KRI Torani merupakan jenis kapal patrol cepat yang dibuat di galangan miliki PT. Karimun Anugrah Sejati Batam pada tahun 2015. Bahan-bahan yang digunakan untuk membuat kapal ini berasal dari dalam negeri. Kapal ini menjadi bukti kemampuan dan kemandirian industri pertahanan dalam negeri. Kapal ini adalah wujud nyata dukungan kemandirian pengadaan alutsista TNI. Selain itu, kapal ini juga akan memperkuat Komando Armada RI wilayah barat.

Kapal yang diserahterimakan ke Angkatan Laut pada 2017 ini memiliki dimensi panjang 45,5 meter, lebar 7,9 meter dan tinggi 15 meter. Kapal patrol ini didukung dengan dapur pacu berupa dua buah mesin diesel MTU, masing-masing berkekuatan 2480 HP. Mesin diesel ini membuatnya dapat berlayar dengan kecepatan jelajah 15 knot dan kecepatan maksimal bisa mencapai 24 knot. Kapasitas bahan bakar yang dimiliki adalah 70.000 liter yang dapat mendukung pelayaran selama 6 hari.

KRI ini dikomandani oleh Mayor Laut (P) Agus Daryono dan telah mengarungi laut sejauh 319.085,5 mil. Di dalam KRI ini terdapat 36 kru kapal dan dilengkapi dengan peralatan pendukung, seperti navigasi radar, panel lampu navigasi, daya ekosolder dan sebagainya.

Baca Juga : ARMADA LAUT TANGGUH KRI DEWA RUCI PERANGKAT DIPLOMASI INDONESIA

Persenjataan KRI Torani

Persenjataan KRI Torani

KRI ini dilengkapi dengan beberapa peralatan canggih guna mendukung operasional kapal tersebut. Kapal patroli cepat ini dilengkapi dengan radar navigasi, daya eco solder, panel lampu navigasi dan peralatan navigasi lainnya. Selain itu, Kapal ini juga dilengkapi dengan peralatan untuk mendukung pertempuran.

Beberapa persenjataan yang ada di KRI ini adalah Meriam otomatis kaliber 30 mm dengan jenis kanon Marlin WS yang ada di haluan dan Meriam Kaliber 12,7 mm di buritan kapal.

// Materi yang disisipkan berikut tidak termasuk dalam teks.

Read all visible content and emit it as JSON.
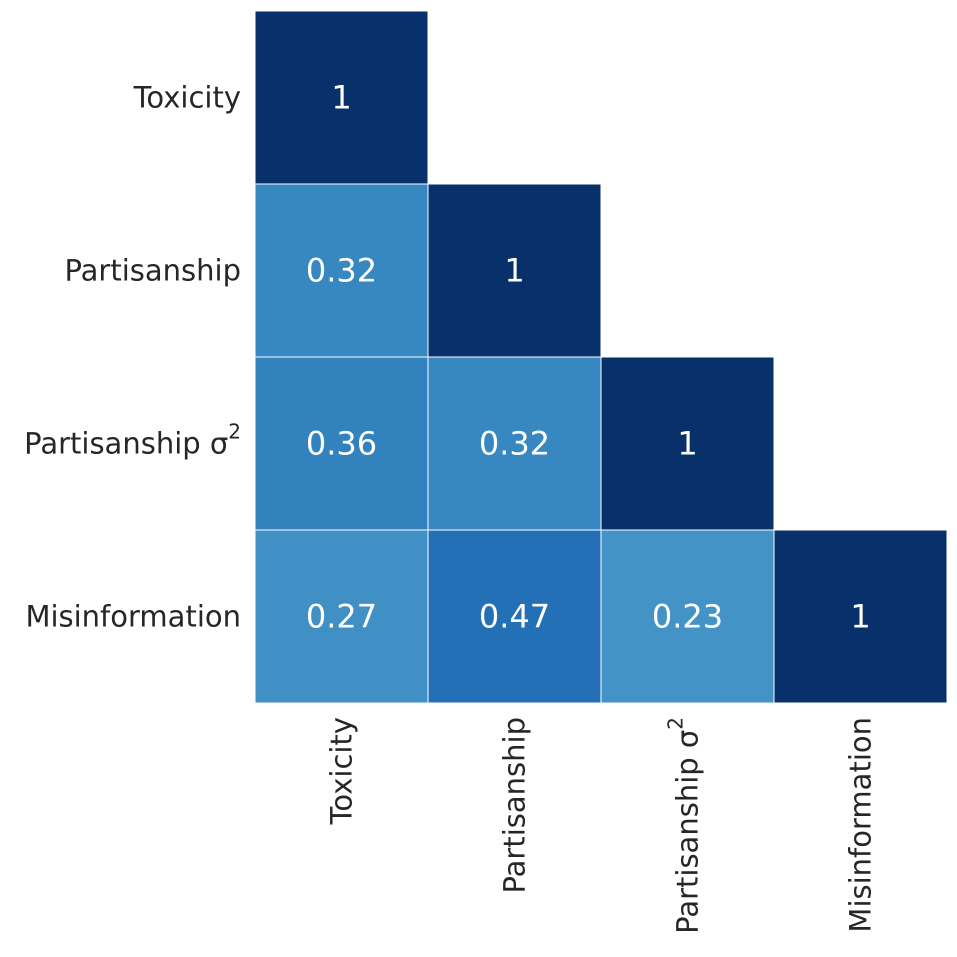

Meriam otomatis yang ada memiliki kelebihan tersendiri, yakni dapat dioperasikan secara otomatis dan dilengkapi dengan kamera jarak jauh, sensor yang dapat beroperasi baik siang maupun malam dan berbagai alat lainnya.

Persenjataan yang dimiliki KRI ini berguna untuk mendukung peperangan anti kapal permukaan, peperangan udara dan pertempuran di kepulauan. Selain itu, kapal ini sangat berguna untuk melakukan patroli laut mengamankan wilayah perairan Indonesia. Kapal ini juga berguna untuk melakukan fungsi Search and Rescue (SAR).

Sampai saat ini KRI dengan 36 Kru Kapal ini telah berlayar mengarungi laut sejauh 319.085 mil. Pada peringatan puncak Hari Armada RI 2018, kapal patrol cepat ini dipilih sebagai KRI Teladan pertama, bersanding dengan KRI Banda Aceh-593 dan KRI Diponegoro-365. Selain itu, Lanal Kotabaru Jajaran Koarmada II terpilih sebagai Lanal teladan terbaik, Lanal Dumai dan Lanal Batam sebagai peringkat kedua dan kedua.

Nah itulah informasi mengenai KRI Torani: kapal patroli cepat milik TNI Angkatan Laut. Diharapkan dengan adanya penjelasan diatas pembaca menjadi tahu akan kelebihan KRI satu ini. Semoga bermanfaat.